Chief executive officer(CEO) of the CPPE, Muda Yusuf, in the report, noted that the cost of Premium Motor Spirit(PMS) also called petrol, is still moderately tolerable because of the subsidy regime that is still currently being provided by government.
Also, the frequent collapse of the national grid makes it even more difficult for many businesses to continue to sustain their operations, creating serious business sustainability concerns among investors.
“Costs have become elevated, profit margins are being eroded, purchasing power are weakened and business sustainability is at risk.
“The cost of transportation has reached unprecedented levels especially the cost of haulage because of the escalating cost of diesel,” CPPE said in the report.
The report further indicated that businesses have suffered serious dislocations as a consequence of foreign exchange liquidity challenges, volatility and the depreciation of the currency.
These have severely affected businesses across all sectors of the economy. Costs of operation and production have gone up from between 30-100 per cent as a result of the exchange rate crisis.
Yusuf, in the report, also added that, output have declined significantly in many industries because of the challenges of accessing raw materials due to the scarcity of foreign exchange, adding, “many players in the economy now resort to the patronage of the parallel market at very prohibitive cost, at very little access exist on the official window.”

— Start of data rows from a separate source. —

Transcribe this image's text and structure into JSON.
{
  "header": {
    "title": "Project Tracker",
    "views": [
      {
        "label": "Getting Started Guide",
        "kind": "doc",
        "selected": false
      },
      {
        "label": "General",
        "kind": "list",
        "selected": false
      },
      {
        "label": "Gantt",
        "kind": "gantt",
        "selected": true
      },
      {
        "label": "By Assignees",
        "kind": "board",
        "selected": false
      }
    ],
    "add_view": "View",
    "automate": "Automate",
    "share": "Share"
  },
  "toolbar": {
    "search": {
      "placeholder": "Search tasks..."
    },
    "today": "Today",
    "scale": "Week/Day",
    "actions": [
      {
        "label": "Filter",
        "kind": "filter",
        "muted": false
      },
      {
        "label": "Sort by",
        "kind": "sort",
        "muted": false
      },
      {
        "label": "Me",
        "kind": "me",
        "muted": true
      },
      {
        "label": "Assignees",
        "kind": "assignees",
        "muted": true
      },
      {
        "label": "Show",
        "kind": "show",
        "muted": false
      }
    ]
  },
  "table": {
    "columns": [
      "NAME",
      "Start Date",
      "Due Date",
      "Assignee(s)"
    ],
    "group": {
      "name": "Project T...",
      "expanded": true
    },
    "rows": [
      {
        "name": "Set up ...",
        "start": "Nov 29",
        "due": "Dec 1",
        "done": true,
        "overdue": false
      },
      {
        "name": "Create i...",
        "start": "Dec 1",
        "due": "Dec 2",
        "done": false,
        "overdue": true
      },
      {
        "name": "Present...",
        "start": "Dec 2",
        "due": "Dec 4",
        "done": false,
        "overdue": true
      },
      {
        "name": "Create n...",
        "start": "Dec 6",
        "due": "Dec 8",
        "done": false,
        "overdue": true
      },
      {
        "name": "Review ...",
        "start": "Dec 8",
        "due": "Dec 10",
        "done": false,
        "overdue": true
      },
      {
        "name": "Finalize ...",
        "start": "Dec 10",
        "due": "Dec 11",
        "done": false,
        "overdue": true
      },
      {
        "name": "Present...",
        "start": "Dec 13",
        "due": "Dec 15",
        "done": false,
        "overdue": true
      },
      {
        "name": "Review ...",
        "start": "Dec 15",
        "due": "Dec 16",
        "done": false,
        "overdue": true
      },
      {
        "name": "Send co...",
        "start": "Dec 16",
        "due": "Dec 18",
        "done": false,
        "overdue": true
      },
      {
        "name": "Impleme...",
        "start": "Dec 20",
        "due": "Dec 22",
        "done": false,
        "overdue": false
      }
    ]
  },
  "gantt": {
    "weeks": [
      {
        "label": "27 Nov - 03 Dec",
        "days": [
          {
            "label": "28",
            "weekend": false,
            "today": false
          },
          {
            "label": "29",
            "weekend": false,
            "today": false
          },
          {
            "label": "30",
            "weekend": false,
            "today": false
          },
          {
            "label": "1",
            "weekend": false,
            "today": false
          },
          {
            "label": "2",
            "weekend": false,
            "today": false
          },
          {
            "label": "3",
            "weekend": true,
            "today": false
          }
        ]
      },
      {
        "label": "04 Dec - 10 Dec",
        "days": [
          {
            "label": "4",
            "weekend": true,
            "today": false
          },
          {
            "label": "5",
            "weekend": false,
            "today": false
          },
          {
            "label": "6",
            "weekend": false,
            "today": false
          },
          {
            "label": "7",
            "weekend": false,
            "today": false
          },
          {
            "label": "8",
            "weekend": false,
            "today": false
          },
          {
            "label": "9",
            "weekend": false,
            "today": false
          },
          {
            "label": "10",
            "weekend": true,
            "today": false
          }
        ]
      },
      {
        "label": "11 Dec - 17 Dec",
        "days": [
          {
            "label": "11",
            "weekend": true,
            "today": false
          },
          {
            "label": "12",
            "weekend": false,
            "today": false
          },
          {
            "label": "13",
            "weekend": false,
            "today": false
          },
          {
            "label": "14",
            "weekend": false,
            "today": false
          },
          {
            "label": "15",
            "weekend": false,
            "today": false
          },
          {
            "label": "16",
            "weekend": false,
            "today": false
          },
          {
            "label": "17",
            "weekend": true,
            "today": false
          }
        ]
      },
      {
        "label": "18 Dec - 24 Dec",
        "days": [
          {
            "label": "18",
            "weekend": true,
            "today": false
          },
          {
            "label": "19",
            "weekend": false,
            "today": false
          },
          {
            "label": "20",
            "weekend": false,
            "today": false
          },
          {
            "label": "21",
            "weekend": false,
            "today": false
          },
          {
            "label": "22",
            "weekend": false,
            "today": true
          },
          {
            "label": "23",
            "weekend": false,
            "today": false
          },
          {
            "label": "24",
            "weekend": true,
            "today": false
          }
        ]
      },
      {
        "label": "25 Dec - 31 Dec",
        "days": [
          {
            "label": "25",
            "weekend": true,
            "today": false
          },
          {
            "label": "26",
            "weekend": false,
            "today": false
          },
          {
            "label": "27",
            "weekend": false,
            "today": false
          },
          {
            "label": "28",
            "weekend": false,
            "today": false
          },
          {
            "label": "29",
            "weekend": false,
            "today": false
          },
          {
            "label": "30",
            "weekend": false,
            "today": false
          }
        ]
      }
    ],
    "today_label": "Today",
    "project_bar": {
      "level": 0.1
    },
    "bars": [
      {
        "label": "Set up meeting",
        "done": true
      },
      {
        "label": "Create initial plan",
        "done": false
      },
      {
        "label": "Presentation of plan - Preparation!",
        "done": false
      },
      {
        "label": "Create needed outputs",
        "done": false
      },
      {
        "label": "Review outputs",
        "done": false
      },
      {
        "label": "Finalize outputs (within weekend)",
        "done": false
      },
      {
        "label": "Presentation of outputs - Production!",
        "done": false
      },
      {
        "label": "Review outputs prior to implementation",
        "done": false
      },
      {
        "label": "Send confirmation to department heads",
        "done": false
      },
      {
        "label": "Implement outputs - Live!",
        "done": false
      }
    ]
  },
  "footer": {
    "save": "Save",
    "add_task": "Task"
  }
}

He said the sharp depreciation of the exchange rate and the parallel market which is over 300 per cent has worsened the profitability of investments and the capacity to retain employment and the capacity to create new jobs have been greatly endangered because of the foreign exchange crisis.
The report said that the dysfunctional foreign exchange policy has negatively impacted Foreign Direct Investment, Foreign Portfolio Investment as well as other capital inflows into the country.
Also, the multiple exchange rates, and the huge parallel market premium in the forex market remain major downside risks to investment growth and attraction of foreign capital into the economy which has continued to weaken the supply side of the foreign exchange market.
Furthermore, he said, the inability of foreign investors to repatriate their profits and dividends as well as incomes have created considerable perception, reputational and country risk issues for the Nigerian economy and all of these have been responsible for the sharp decline in the capital importation in recent years.
The report listed implications of forex crises to investors to include high cost of production because of the high import dependence of manufacturing sector for imported raw materials, high operating costs across businesses in practically all sectors of the economy and low sales and turnover because of the increase in price and effect on demand.